大阪拘置所で首つり自殺を図り、そのまま死亡
押谷が逮捕され、9カ月あまりが経過した2008年9月20日、押谷は収監されていた大阪拘置所の単独室でシャツとタオルを窓枠にくくりつけて首吊り自殺を図り、9月27日に死亡が確認されたのだ。
押谷は、何故みずから命を絶ったのだろうか。
自責の念にかられて……といった殊勝な理由は考えられない。というのも、逮捕直後の2007年12月27日、押谷の勤務先である金属部品製造会社(大阪府豊中市)が「押谷被告に会社の資金約7億円を着服された」として府警に相談し、業務上横領容疑で刑事告訴する方針を打ち出していたからだ。
2001年に約2億円を着服して押谷が阪急の子会社を懲戒解雇されたのは先述したとおり。その後、押谷は金属部品製造会社に経理として再就職したのだが、そこでも懲りることがなく、着服を繰り返していたのである。しかも、前回の3.5倍の7億円という大金を。
結局彼は、みずからの行いを反省することなどなく、自身の歪んだ欲望を充足させることにしか興味がなかったのだ。殺人だけでなくこれまでのすべての犯罪行為が露見したことで、「人生が詰んだ」と悲観しての自殺だったと考えられる。
犯人が適切な裁きを受けて罪を償うことは、被害者の名誉を守るために、また残された家族の心を平安を取り戻すためにも必要なことだ。だからこそ犯人の供述によって事件の全容を明らかにする必要があるはずだが、押谷はその責務を果たすことはなかった。
思い返してほしい。表沙汰になっていないだけで、彼の犯罪行為はたびたび露見していた。

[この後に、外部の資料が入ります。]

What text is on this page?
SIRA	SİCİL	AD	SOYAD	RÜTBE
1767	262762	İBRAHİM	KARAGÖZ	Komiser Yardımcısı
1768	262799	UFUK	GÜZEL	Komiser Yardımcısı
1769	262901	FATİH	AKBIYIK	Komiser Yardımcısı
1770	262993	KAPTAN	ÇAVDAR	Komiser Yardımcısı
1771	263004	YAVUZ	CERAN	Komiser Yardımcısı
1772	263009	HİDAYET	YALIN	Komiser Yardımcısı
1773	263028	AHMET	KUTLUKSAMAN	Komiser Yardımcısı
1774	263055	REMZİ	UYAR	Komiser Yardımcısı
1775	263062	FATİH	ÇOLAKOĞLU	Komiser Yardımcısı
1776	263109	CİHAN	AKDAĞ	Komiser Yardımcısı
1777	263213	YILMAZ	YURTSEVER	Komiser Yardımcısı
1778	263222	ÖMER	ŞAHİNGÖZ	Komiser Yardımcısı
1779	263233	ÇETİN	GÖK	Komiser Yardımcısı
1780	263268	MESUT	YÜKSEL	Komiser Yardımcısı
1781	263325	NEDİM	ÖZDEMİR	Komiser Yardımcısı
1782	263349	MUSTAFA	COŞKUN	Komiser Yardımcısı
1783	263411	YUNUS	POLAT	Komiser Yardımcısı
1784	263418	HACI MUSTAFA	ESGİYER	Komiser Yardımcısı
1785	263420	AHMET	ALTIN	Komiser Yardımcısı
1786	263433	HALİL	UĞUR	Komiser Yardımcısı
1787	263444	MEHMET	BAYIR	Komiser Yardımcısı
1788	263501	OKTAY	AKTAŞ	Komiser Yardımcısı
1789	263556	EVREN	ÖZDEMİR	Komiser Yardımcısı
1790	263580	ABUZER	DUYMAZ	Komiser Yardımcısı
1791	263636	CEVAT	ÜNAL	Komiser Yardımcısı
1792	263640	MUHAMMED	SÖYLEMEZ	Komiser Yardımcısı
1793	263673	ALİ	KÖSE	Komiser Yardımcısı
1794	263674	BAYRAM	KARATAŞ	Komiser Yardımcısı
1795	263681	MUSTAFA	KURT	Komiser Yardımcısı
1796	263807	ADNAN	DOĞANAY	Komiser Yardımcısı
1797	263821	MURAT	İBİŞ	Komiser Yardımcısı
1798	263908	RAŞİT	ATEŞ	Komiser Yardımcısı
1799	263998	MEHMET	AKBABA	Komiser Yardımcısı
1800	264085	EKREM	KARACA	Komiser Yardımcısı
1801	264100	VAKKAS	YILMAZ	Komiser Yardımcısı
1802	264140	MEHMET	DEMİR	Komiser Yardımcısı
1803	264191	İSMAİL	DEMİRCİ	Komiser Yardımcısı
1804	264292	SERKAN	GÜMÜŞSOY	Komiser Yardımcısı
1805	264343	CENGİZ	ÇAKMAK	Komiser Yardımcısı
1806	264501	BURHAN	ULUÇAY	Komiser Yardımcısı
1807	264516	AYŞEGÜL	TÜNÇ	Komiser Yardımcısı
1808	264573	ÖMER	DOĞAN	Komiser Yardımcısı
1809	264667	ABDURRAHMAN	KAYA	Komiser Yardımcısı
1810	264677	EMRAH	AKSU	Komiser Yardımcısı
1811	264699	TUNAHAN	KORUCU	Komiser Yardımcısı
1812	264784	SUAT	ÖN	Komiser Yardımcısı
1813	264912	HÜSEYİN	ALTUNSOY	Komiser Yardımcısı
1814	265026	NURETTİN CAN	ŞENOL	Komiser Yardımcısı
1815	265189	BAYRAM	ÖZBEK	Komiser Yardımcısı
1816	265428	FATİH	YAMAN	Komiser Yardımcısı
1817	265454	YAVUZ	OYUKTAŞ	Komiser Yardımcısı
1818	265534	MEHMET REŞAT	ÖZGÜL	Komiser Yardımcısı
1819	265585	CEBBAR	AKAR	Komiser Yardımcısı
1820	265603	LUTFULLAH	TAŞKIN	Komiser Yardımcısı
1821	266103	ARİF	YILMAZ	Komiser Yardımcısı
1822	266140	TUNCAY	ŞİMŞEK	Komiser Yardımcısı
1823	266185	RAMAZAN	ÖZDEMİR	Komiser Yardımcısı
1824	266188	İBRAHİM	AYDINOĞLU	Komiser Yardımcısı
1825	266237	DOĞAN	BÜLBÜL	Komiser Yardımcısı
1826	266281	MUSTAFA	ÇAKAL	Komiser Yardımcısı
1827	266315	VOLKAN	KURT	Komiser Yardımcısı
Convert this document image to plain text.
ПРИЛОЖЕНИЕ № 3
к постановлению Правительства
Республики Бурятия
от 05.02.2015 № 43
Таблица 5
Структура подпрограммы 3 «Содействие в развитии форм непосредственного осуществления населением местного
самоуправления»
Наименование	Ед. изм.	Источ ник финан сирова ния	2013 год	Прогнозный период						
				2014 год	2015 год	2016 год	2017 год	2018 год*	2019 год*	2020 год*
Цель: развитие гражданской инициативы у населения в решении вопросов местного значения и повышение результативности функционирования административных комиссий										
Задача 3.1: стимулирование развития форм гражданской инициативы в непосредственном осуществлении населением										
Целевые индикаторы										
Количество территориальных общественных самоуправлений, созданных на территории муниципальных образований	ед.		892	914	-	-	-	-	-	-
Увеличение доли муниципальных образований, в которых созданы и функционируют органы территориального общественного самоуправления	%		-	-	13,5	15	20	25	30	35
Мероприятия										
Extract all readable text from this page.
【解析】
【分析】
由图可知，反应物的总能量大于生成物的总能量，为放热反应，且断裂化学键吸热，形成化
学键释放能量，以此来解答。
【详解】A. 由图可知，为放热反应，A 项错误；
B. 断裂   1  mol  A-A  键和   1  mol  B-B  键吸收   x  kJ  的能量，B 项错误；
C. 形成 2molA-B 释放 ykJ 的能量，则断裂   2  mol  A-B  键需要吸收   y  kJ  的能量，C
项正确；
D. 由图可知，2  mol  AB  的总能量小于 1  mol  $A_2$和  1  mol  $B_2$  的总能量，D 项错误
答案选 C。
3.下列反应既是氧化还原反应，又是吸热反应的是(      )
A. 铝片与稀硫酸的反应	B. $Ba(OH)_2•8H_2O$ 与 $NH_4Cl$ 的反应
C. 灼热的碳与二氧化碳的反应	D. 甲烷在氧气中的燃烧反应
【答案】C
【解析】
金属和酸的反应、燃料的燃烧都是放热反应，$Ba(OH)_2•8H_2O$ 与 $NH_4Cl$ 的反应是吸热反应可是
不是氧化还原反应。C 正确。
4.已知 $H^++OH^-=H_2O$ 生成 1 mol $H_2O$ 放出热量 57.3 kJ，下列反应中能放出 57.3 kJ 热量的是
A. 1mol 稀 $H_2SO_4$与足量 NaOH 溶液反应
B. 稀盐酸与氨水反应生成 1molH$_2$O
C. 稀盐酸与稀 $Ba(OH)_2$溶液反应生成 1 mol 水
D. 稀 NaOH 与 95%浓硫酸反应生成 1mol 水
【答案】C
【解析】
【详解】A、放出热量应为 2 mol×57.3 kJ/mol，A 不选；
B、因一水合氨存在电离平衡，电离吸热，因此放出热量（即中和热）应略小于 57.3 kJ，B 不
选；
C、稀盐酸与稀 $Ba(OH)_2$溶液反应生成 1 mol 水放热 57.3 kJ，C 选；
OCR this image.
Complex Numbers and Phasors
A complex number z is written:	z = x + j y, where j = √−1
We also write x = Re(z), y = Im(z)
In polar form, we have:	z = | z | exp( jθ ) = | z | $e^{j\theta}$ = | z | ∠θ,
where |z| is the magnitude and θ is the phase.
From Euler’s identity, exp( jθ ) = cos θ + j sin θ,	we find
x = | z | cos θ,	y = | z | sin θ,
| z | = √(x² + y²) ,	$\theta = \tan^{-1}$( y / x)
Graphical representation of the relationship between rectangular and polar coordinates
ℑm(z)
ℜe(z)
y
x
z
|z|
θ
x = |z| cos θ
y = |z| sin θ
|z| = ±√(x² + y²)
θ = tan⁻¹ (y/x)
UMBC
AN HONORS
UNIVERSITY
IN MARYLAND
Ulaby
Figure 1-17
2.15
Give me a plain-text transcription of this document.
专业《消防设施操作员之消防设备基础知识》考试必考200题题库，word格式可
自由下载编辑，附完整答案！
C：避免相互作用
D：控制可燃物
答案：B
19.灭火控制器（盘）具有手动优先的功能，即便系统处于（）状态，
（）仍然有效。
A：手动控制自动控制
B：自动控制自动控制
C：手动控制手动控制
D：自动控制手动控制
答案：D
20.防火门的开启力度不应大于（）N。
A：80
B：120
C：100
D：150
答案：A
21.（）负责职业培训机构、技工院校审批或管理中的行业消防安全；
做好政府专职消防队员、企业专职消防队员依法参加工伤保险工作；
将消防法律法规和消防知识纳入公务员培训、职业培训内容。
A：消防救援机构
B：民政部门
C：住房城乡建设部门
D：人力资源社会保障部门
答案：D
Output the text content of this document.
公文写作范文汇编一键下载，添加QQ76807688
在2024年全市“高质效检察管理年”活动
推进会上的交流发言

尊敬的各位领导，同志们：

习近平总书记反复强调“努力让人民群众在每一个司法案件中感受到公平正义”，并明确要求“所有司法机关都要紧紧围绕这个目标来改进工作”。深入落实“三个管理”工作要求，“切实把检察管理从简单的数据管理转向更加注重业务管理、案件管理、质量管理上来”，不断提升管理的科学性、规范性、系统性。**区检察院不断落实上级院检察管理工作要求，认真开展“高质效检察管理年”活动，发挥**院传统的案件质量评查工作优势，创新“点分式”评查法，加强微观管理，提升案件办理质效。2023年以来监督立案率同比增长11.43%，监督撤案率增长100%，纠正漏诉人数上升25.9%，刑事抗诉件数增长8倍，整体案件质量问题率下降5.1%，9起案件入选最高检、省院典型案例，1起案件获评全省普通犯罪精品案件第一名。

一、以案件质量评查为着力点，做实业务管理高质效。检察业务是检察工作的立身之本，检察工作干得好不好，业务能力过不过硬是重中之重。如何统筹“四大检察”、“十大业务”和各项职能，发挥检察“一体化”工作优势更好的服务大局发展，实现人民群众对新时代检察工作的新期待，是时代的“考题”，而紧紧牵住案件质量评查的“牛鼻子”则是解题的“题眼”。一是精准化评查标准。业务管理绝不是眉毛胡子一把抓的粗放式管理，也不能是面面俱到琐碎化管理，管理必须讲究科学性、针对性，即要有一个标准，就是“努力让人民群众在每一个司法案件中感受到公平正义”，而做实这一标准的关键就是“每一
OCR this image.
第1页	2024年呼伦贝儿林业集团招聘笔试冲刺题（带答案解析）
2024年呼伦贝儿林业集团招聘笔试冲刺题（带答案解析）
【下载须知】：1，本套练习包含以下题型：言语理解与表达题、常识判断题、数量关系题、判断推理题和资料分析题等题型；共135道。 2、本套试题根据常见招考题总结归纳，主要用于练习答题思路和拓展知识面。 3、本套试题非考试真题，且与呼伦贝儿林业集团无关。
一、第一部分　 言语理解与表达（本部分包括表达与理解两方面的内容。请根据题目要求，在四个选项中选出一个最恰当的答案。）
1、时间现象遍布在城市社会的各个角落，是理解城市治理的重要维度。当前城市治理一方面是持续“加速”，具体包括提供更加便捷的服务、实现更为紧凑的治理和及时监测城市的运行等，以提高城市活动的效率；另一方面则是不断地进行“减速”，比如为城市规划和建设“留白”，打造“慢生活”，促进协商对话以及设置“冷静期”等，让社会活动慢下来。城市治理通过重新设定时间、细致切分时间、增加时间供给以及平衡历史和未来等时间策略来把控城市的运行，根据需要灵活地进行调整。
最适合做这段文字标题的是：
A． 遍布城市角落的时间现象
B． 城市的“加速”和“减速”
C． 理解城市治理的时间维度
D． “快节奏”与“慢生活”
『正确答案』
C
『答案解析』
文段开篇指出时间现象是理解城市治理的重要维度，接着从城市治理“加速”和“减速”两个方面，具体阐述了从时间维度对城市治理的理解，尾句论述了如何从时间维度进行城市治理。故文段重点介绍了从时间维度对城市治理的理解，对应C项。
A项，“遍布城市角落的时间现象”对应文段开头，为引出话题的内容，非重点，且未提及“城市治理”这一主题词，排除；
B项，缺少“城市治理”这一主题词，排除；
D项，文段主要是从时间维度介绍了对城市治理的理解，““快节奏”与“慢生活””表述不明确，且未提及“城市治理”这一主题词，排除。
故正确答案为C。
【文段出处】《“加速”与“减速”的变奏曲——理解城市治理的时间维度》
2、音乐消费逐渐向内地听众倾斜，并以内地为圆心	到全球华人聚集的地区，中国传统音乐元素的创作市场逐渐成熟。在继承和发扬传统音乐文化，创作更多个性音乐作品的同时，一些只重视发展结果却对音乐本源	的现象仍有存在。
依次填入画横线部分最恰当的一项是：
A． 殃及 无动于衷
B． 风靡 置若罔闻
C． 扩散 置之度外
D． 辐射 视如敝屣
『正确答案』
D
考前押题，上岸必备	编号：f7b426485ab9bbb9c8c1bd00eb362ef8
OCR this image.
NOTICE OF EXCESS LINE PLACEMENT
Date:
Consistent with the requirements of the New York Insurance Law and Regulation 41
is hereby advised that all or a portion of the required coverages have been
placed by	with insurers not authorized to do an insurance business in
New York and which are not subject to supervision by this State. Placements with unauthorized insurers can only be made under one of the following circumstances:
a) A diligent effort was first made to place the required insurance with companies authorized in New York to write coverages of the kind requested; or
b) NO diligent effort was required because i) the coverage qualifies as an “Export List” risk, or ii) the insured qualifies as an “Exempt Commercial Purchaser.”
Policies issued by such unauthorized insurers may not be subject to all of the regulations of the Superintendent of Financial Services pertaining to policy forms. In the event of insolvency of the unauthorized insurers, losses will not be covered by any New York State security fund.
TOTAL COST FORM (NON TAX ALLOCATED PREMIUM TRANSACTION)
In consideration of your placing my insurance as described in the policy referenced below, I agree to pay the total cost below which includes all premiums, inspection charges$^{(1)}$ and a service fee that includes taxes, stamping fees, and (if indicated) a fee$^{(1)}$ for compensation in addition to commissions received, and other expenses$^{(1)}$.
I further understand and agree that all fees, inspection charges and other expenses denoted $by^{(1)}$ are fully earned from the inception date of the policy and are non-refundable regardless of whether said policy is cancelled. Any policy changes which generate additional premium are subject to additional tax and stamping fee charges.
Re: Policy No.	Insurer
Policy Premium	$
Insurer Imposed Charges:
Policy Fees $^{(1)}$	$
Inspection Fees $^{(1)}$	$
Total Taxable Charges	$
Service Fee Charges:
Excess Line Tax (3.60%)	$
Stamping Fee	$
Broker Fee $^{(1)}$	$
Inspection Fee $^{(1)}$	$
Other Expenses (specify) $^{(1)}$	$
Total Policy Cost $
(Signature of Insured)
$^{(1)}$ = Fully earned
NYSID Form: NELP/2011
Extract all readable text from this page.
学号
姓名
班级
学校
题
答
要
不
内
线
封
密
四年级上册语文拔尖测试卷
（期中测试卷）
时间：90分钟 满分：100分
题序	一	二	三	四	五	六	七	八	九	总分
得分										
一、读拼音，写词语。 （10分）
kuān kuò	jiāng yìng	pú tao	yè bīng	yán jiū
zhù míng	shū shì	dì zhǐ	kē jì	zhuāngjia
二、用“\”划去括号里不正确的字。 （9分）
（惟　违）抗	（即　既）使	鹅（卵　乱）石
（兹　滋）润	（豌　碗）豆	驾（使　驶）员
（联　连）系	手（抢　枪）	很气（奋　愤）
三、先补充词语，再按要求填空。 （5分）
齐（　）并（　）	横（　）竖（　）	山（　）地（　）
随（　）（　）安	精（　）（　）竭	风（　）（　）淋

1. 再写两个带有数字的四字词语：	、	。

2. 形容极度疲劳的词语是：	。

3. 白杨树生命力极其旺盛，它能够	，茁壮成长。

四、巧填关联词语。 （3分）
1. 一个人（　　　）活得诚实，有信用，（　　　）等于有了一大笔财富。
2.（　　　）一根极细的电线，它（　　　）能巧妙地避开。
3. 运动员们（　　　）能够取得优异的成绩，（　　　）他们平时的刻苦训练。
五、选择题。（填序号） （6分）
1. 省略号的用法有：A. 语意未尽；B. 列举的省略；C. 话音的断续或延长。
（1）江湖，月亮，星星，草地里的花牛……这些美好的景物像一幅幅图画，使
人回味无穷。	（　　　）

水も漏らさぬ完璧主義者を装って“表の顔”を取り繕っていても、欲望の抑制ができずに犯罪行為がエスカレートしていき、やがて足がつく。
もし彼が、“表の顔”のような用意周到さで、横領や変態行為に手を染めずに息を殺すような生活をしていたら、本件は“未解決事件”として迷宮入りしていたのかもしれない。だが、天網恢恢疎にして漏らさず。
どれほど完全犯罪を計画しようとも、自業自得によって“未解決事件”が解決に至ることも、あるのだ。